Largent was inducted into the Pro Football Hall of Fame in 1995, his first year of eligibility. In 1999, he was ranked number 46 on The Sporting News' list of the 100 Greatest Football Players, the only Seahawk on the list.
His number (80) was retired in 1992; Largent is the first Seahawk player to be so honored (the team has retired number 12 in honor of the fans, the "twelfth man", the number 71 for offensive tackle Walter Jones, on December 5, 2010, and the number 96 for defensive tackle Cortez Kennedy on October 14, 2012.) During Jerry Rice's stint with the Seahawks in 2004, Largent's number 80 was temporarily "unretired" after a conversation between Rice and Largent that was reportedly initiated by then Seahawks president Bob Whitsitt. Largent remains the most prolific receiver in team history. On October 26, 2008 Largent's University of Tulsa number (83) was also retired.

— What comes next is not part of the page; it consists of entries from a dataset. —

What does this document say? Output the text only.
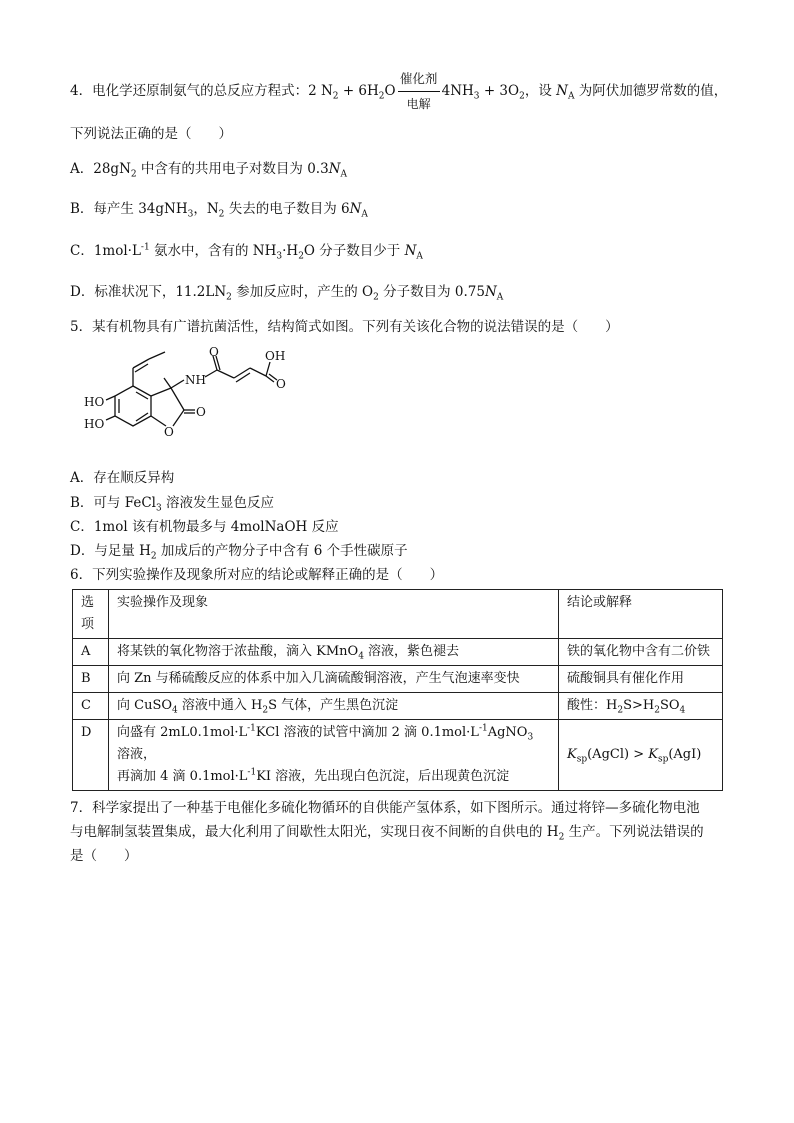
4．电化学还原制氨气的总反应方程式：2 $N_2 + 6H_2O \frac{\text{催化剂}}{\text{电解}} 4NH_3 + 3O_2$，设 $N_A$ 为阿伏加德罗常数的值，
下列说法正确的是（　　）
A．$28gN_2$ 中含有的共用电子对数目为 $0.3N_A$
B．每产生 34gNH$_3$，$N_2$ 失去的电子数目为 $6N_A$
C．$1mol\cdot L^{-1}$ 氨水中，含有的 $NH_3\cdot H_2O$ 分子数目少于 $N_A$
D．标准状况下，$11.2LN_2$ 参加反应时，产生的 $O_2$ 分子数目为 $0.75N_A$
5．某有机物具有广谱抗菌活性，结构简式如图。下列有关该化合物的说法错误的是（　　）
OH
O
NH	O
HO
HO
O
O
A．存在顺反异构
B．可与 FeCl$_3$ 溶液发生显色反应
C．1mol 该有机物最多与 4molNaOH 反应
D．与足量 $H_2$ 加成后的产物分子中含有 6 个手性碳原子
6．下列实验操作及现象所对应的结论或解释正确的是（　　）
选项	实验操作及现象	结论或解释
A	将某铁的氧化物溶于浓盐酸，滴入 KMnO$_4$ 溶液，紫色褪去	铁的氧化物中含有二价铁
B	向 Zn 与稀硫酸反应的体系中加入几滴硫酸铜溶液，产生气泡速率变快	硫酸铜具有催化作用
C	向 CuSO$_4$ 溶液中通入 $H_2S$ 气体，产生黑色沉淀	酸性：$H_2S>H_2SO_4$
D	向盛有 $2mL0.1mol\cdot L^{-1}KCl$ 溶液的试管中滴加 2 滴 $0.1mol\cdot L^{-1}AgNO_3$ 溶液，
再滴加 4 滴 $0.1mol\cdot L^{-1}KI$ 溶液，先出现白色沉淀，后出现黄色沉淀	$K_{sp}(AgCl) > K_{sp}(AgI)$
7．科学家提出了一种基于电催化多硫化物循环的自供能产氢体系，如下图所示。通过将锌—多硫化物电池
与电解制氢装置集成，最大化利用了间歇性太阳光，实现日夜不间断的自供电的 $H_2$ 生产。下列说法错误的
是（　　）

In 1994, Oklahoma's 1st District Congressman Jim Inhofe resigned to run in a special election to succeed SenatorDavid Boren. Largent won the election to succeed Inhofe in Congress; pursuant to an Oklahoma statute, Governor David Walters designated the special election in which Largent was elected to serve the remainder of Inhofe's term in the 103rd Congress before beginning his term in the 104th Congress.
Largent took office on November 29, 1994 and was reelected to the three succeeding Congresses, never winning less than 60 percent of the vote in the heavily Republican Tulsa-based district.

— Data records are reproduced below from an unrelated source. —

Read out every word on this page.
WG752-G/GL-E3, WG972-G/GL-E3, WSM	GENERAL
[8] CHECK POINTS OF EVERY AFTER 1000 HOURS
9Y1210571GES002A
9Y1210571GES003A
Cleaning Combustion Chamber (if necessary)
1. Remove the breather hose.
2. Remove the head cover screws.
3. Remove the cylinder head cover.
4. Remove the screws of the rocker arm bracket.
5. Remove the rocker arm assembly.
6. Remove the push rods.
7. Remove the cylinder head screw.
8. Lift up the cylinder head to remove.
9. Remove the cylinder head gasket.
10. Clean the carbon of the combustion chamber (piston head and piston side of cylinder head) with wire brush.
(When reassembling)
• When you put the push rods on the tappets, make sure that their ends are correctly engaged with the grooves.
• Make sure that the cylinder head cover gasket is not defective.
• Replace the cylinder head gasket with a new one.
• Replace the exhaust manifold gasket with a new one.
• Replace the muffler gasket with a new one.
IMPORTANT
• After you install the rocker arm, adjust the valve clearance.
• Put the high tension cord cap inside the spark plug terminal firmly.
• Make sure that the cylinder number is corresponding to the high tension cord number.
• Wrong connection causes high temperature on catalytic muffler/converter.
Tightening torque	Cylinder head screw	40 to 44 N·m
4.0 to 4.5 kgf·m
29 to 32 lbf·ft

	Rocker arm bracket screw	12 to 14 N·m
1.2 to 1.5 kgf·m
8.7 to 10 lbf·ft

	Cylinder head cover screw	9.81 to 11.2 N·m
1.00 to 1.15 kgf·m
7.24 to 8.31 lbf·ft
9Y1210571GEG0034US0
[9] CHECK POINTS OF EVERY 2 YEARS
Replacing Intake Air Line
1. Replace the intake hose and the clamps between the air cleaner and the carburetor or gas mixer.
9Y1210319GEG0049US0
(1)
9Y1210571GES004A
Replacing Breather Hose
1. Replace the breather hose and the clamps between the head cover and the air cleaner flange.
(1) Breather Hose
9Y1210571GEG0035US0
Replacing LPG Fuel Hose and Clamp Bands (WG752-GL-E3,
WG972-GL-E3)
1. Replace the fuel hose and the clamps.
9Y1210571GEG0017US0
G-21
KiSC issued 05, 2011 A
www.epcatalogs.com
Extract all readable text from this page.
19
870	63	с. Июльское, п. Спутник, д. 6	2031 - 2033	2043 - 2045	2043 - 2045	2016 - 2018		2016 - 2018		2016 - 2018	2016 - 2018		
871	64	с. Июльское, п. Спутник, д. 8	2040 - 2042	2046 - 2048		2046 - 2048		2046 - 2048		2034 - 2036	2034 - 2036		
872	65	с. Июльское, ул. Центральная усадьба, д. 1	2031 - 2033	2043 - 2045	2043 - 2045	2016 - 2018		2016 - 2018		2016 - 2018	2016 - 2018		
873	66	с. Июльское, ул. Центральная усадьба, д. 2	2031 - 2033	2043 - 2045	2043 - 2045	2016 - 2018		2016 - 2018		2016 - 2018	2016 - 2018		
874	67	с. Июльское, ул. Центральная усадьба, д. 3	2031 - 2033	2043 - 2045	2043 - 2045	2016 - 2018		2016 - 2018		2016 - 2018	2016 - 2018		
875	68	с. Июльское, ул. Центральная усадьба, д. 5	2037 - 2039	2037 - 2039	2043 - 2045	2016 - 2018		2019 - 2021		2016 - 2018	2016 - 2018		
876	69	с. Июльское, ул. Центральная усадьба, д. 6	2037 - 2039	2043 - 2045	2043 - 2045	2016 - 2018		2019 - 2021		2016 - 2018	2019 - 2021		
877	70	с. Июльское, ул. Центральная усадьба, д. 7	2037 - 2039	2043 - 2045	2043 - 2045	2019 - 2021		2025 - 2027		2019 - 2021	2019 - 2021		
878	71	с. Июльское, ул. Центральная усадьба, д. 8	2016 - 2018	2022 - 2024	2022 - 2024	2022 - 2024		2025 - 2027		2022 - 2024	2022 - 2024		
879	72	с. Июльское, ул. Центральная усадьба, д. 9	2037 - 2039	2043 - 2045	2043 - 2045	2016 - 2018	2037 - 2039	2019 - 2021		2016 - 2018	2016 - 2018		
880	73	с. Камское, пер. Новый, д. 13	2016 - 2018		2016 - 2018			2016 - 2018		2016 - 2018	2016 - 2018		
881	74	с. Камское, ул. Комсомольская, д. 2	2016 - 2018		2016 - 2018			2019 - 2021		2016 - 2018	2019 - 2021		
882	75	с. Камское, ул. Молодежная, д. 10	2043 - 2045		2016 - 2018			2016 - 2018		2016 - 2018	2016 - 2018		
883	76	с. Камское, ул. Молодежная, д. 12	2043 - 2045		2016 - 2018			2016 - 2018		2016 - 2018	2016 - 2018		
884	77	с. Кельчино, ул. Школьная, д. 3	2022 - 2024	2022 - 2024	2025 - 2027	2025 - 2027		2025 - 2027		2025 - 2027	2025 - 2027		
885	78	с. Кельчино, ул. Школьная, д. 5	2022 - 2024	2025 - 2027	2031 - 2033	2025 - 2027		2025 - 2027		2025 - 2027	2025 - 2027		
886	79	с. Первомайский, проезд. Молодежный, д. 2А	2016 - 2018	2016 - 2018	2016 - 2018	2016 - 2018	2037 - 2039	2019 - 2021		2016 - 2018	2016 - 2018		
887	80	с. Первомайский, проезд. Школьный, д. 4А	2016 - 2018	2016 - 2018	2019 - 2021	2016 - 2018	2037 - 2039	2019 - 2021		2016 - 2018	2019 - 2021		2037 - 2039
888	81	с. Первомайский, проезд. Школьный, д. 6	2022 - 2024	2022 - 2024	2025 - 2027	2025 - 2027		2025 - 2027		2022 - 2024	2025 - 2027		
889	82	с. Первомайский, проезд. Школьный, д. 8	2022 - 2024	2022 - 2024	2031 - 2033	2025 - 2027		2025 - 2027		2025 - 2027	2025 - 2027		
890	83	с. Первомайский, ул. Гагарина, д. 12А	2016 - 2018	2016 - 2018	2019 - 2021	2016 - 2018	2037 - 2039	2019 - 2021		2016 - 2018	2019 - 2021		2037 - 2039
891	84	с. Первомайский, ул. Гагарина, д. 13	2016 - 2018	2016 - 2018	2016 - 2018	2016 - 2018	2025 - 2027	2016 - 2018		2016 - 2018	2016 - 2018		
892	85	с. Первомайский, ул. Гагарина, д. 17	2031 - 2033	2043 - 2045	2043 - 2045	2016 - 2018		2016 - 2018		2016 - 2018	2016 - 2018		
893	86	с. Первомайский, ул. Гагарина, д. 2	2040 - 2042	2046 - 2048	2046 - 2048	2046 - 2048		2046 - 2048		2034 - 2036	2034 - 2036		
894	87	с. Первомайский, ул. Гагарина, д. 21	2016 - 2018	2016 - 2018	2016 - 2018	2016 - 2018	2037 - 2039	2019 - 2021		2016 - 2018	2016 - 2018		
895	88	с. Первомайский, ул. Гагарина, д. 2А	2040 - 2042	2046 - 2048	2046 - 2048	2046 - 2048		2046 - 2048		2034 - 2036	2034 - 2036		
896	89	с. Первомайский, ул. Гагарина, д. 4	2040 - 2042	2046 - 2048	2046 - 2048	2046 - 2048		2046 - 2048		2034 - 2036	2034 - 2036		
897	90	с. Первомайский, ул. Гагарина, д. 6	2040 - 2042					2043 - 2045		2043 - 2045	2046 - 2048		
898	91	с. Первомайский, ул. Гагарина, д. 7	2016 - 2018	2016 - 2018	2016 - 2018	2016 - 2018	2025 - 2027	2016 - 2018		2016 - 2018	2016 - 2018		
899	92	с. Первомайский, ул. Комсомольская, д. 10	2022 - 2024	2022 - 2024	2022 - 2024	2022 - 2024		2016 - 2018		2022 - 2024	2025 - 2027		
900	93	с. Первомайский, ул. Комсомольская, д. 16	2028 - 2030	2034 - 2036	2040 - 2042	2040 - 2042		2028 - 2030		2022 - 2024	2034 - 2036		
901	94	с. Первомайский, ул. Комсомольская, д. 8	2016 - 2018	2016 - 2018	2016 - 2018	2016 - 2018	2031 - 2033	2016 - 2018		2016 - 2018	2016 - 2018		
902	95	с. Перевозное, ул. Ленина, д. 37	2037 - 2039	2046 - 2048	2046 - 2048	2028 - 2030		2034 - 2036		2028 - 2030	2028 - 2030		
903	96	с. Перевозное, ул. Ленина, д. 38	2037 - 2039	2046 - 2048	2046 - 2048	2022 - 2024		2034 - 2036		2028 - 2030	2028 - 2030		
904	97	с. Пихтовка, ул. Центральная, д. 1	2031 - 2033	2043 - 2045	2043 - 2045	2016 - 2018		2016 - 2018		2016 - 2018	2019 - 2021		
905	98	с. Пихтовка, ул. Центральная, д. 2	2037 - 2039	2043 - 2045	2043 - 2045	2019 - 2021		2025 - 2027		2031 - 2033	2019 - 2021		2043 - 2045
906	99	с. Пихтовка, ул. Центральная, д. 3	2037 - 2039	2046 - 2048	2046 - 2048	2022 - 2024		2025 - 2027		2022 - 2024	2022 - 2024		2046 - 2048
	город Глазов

Like many in the Republican freshman class elected in 1994, when the Republicans took control of the House for the first time in 40 years, Largent's voting record was solidly conservative. Largent was one of the "true believers" in that freshman class, devoting most of his time to issues important to the conservative Christians.

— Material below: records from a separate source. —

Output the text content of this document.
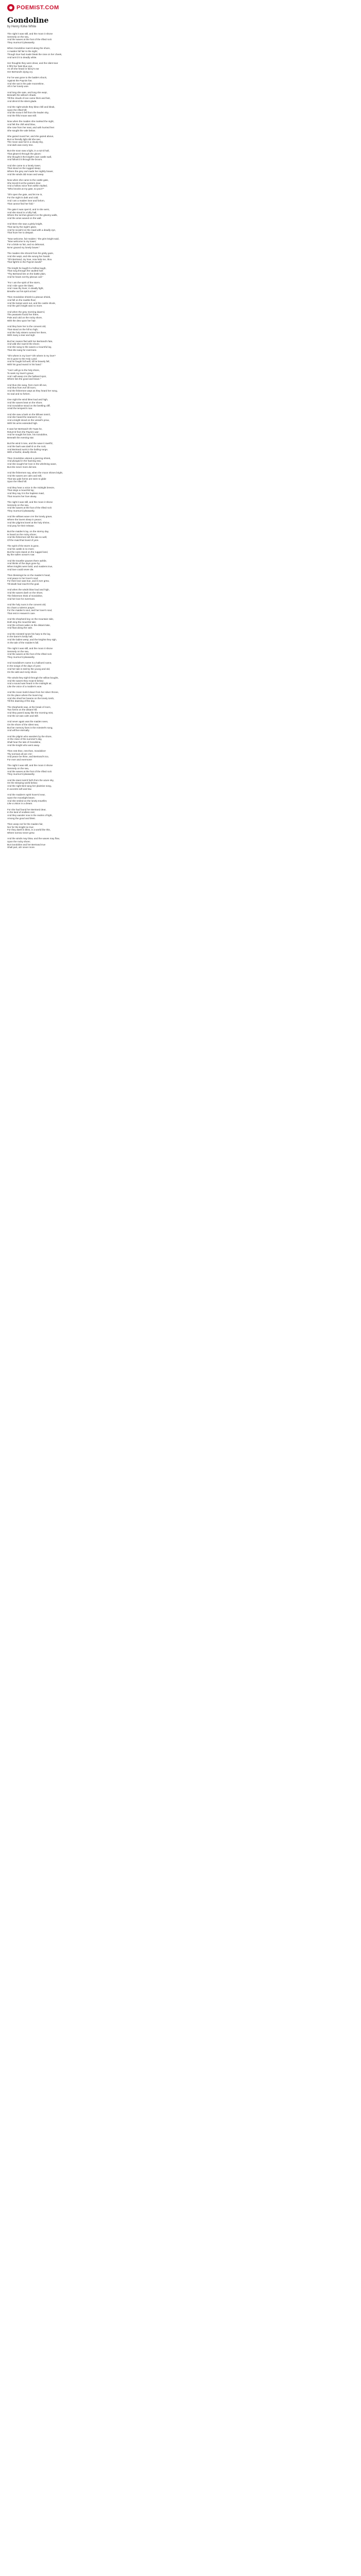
POEMIST.COM
Gondoline
by Henry Kirke White
The night it was still, and the moon it shone
Serenely on the sea,
And the waves at the foot of the rifted rock
They murmur'd pleasantly.
When Gondoline roam'd along the shore,
A maiden full fair to the sight;
Though love had made bleak the rose on her cheek,
And turn'd it to deadly white.
Her thoughts they were drear, and the silent tear
It fill'd her faint blue eye,
As oft she heard in fancy's ear
Her Bertrand's dying cry.
For he was gone to the battle's shock,
Against the Paynim foe;
And she sat in the pale moonshine,
All in her lonely woe.
And long she sate, and long she wept,
Beneath the willow's shade,
Till the clouds of eve came thick and fast,
And dimm'd the silent glade.
And the night-winds they blew chill and bleak,
Upon the rifted hill;
And the snow it fell from the leaden sky,
And the fitful moan was still.
Now when the maiden she marked the night,
And felt the chill wind blow,
She rose from her seat, and with hurried feet
She sought the vale below.
She gazed round her, and she gazed above,
But no friendly light did she see;
The moon was hid in a cloudy sky,
And dark was every tree.
But she soon saw a light, in a ruin'd hall,
That gleam'd through the gloom:
She thought it the knight's own castle wall,
And follow'd it through the broom.
And she came to a lonely tower,
That stood on the rugged steep;
Where the grey owl made her nightly bower,
And the winds did moan and weep.
Now when she came to the castle gate,
She knock'd at the postern door,
And a hollow voice from within replied,
"Who knocks at my gate, so poor?"
"Oh! open the gate, and let me in,
For the night is dark and cold;
And I am a maiden lone and forlorn,
That cannot find her fold."
The gate it was open'd, and in she went,
And she stood in a lofty hall,
Where the torches gleam'd on the gloomy walls,
And the arras waved on the wall.
And there she saw a grisly knight,
That sat by the ingle's glare,
And he scowl'd on the maid with a deadly eye,
That froze her to despair.
"Now welcome, fair maiden," the grim knight said,
"Now welcome to my tower;
For a bride so fair, and so debonair,
Ne'er graced my lonely bower."
The maiden she shrunk from his grisly gaze,
And she wept, and she wrung her hands:
"Oh! Bertrand, my love, now help me, thou
That fight'st in the Paynim lands!"
The knight he laugh'd a hollow laugh,
That rung through the vaulted hall:
"Thy Bertrand lies on the battle plain,
And he hears not thy piteous call."
"For I am the spirit of the storm,
And I ride upon the blast;
And I saw thy lover, in deadly fight,
Breathe out his spirit at last."
Then Gondoline shriek'd a piteous shriek,
And fell on the marble floor;
And the lamps went out, and the castle shook,
And the grim knight was no more.
And when the grey morning dawn'd,
The peasants found her there,
Pale and cold on the rocky shore,
With the dew upon her hair.
And they bore her to the convent old,
That stood on the hill so high;
And the holy sisters nursed her there,
With many a tear and sigh.
But her reason fled with her Bertrand's fate,
And wild she roam'd the shore;
And she sang to the waves a mournful lay,
That she sang for evermore.
"Oh! where is my love? Oh! where is my love?
He is gone to the Holy Land;
And he fought full well, till he bravely fell,
With his good sword in his hand."
"And I will go to the holy shore,
To seek my lover's grave;
And I will weep o'er the hallow'd spot,
Where lies the good and brave."
And thus she sang, from morn till eve,
And thus from eve till morn;
And the fishermen wept as they heard her song,
So sad and so forlorn.
One night the wind blew loud and high,
And the waves beat on the shore;
And Gondoline stood on the beetling cliff,
Amid the tempest's roar.
And she saw a bark on the billows toss'd,
And she heard the seamen's cry;
And a knight stood on the vessel's prow,
With his arms extended high.
It was her Bertrand! Oh! 'twas he,
Return'd from the Paynim war;
And he sought his love, his Gondoline,
Beneath the evening star.
But the wind it rose, and the wave it swell'd,
And the bark was dash'd on the rock;
And Bertrand sunk in the boiling surge,
With a fearful, deadly shock.
Then Gondoline uttered a piercing shriek,
And plunged in the foaming sea;
And she sought her love in the whelming wave,
But she never more did see.
And the fishermen say, when the moon shines bright,
And the waves are calm and still,
That two pale forms are seen to glide
Upon the rifted hill.
And they hear a voice in the midnight breeze,
That sings a mournful lay;
And they say it is the hapless maid,
That mourns her love alway.
The night it was still, and the moon it shone
Serenely on the sea,
And the waves at the foot of the rifted rock
They murmur'd pleasantly.
And the willows wave o'er the lonely grave,
Where the lovers sleep in peace;
And the pilgrims kneel at the holy shrine,
And pray for their release.
But the maiden's lay, on the stormy day,
Is heard on the rocky shore;
And the fishermen tell the tale so well,
Of the maid that loved of yore.
The spirit of the storm is gone,
And his castle is no more;
But the ruins stand on the rugged land,
By the sullen ocean's roar.
And the traveller pauses there awhile,
And thinks of the days gone by;
When knights were bold, and maidens true,
And love could never die.
Then blessings be on the maiden's head,
And peace to her lover's soul;
For their love was true, and it ever grew,
Till death had reach'd the goal.
And when the winds blow loud and high,
And the waves dash on the shore,
The fishermen think of Gondoline,
And her love for evermore.
And the holy nuns in the convent old,
Do chant a solemn prayer;
For the maiden's soul, and her lover's soul,
That rest in Heaven's care.
And the shepherd boy on the mountain side,
Doth sing the mournful tale;
And the echoes wake on the distant lake,
And float along the vale.
And the minstrel tunes his harp to the lay,
In the baron's lordly hall;
And the ladies weep, and the knights they sigh,
At the tale of the maiden's fall.
The night it was still, and the moon it shone
Serenely on the sea,
And the waves at the foot of the rifted rock
They murmur'd pleasantly.
And Gondoline's name is a hallow'd name,
In the songs of the days of yore;
And her tale is told by the young and old,
On the wild and rocky shore.
The winds they sigh'd through the willow boughs,
And the waves they moan'd below;
And a sound was heard in the midnight air,
Like the voice of a maiden's woe.
And the moon look'd down from her silver throne,
On the place where the lovers lay;
And she shed her beams on the lonely tomb,
Till the dawning of the day.
The shepherds saw, at the break of morn,
Two forms on the distant hill;
And they pass'd away like the morning mist,
And the air was calm and still.
And never again was the maiden seen,
On the shore of the silent sea;
But her memory lives in the minstrel's song,
And will live eternally.
And the pilgrim who wanders by the shore,
At the close of the summer's day,
Shall hear the tale of Gondoline,
And the knight who went away.
Then rest thee, rest thee, Gondoline!
Thy sorrows all are o'er;
And peace be thine, and Bertrand's too,
For ever and evermore!
The night it was still, and the moon it shone
Serenely on the sea,
And the waves at the foot of the rifted rock
They murmur'd pleasantly.
And the stars look'd forth from the azure sky,
On the sleeping world below;
And the night-bird sang her plaintive song,
In accents soft and low.
And the maiden's spirit hover'd near,
Upon the moonlight beam;
And she smiled on the lonely traveller,
Like a vision in a dream.
For she had found her Bertrand dear,
In the land of endless rest;
And they wander now in the realms of light,
Among the good and blest.
Then weep not for the maiden fair,
Nor for the knight so true;
For they dwell in bliss, in a world like this,
Where sorrow never grew.
And the winds may blow, and the waves may flow,
Upon the rocky shore;
But Gondoline and her Bertrand true
Shall part, ah! never more.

One of his first bills was a "parental rights" bill that died in committee after it attracted opposition even from other Christian conservatives. Another of his bills would have abolished the federal tax code at the end of 2001. He opposed ending the 1995 federal government shutdown and played a role in the failed attempt to oust Newt Gingrich as Speaker. Largent introduced a bill that would ban adoptions by gay and lesbian parents in Washington, D.C.
He was criticized as anti-Catholic due to his line of questioning of a House of Representatives chaplain in 2000, though he denied this.
After the Republicans lost 5 seats in the 1998 midterm elections, Largent tried to take advantage of discontent with Majority LeaderDick Armey by challenging Armey for the post. Although Armey was not popular in the Republican caucus, Largent was thought to be far too conservative for the liking of some moderate Republicans, and Armey won on the third ballot. However, when Bob Livingston of Louisiana stood down as Speaker-elect, Armey was still too wounded to make a bid for the job.
Largent decided to run for Governor of Oklahoma in 2002. He easily won the Republican nomination and resigned his House seat on February 15 to devote his energy to the race. Initially seen as an overwhelming favorite against Democratic state senator Brad Henry, Largent lost to Henry by just under 7,000 votes.
Largent's loss has been attributed by analysts to factors that included:
The presence of a well-funded independent (Gary Richardson, a former Republican) on the general election ballot;
Henry's support of cockfighting, garnering a last minute endorsement by rural cockfighting interests that turned out in large numbers in the election in which the legality of cockfighting was on the ballot;
Largent became President and CEO of CTIA-The Wireless Association in November 2003 until May 2014. CTIA is an international nonprofit membership organization founded in 1984, representing all sectors of wireless communications: cellular, personal communication services and enhanced specialized mobile radio.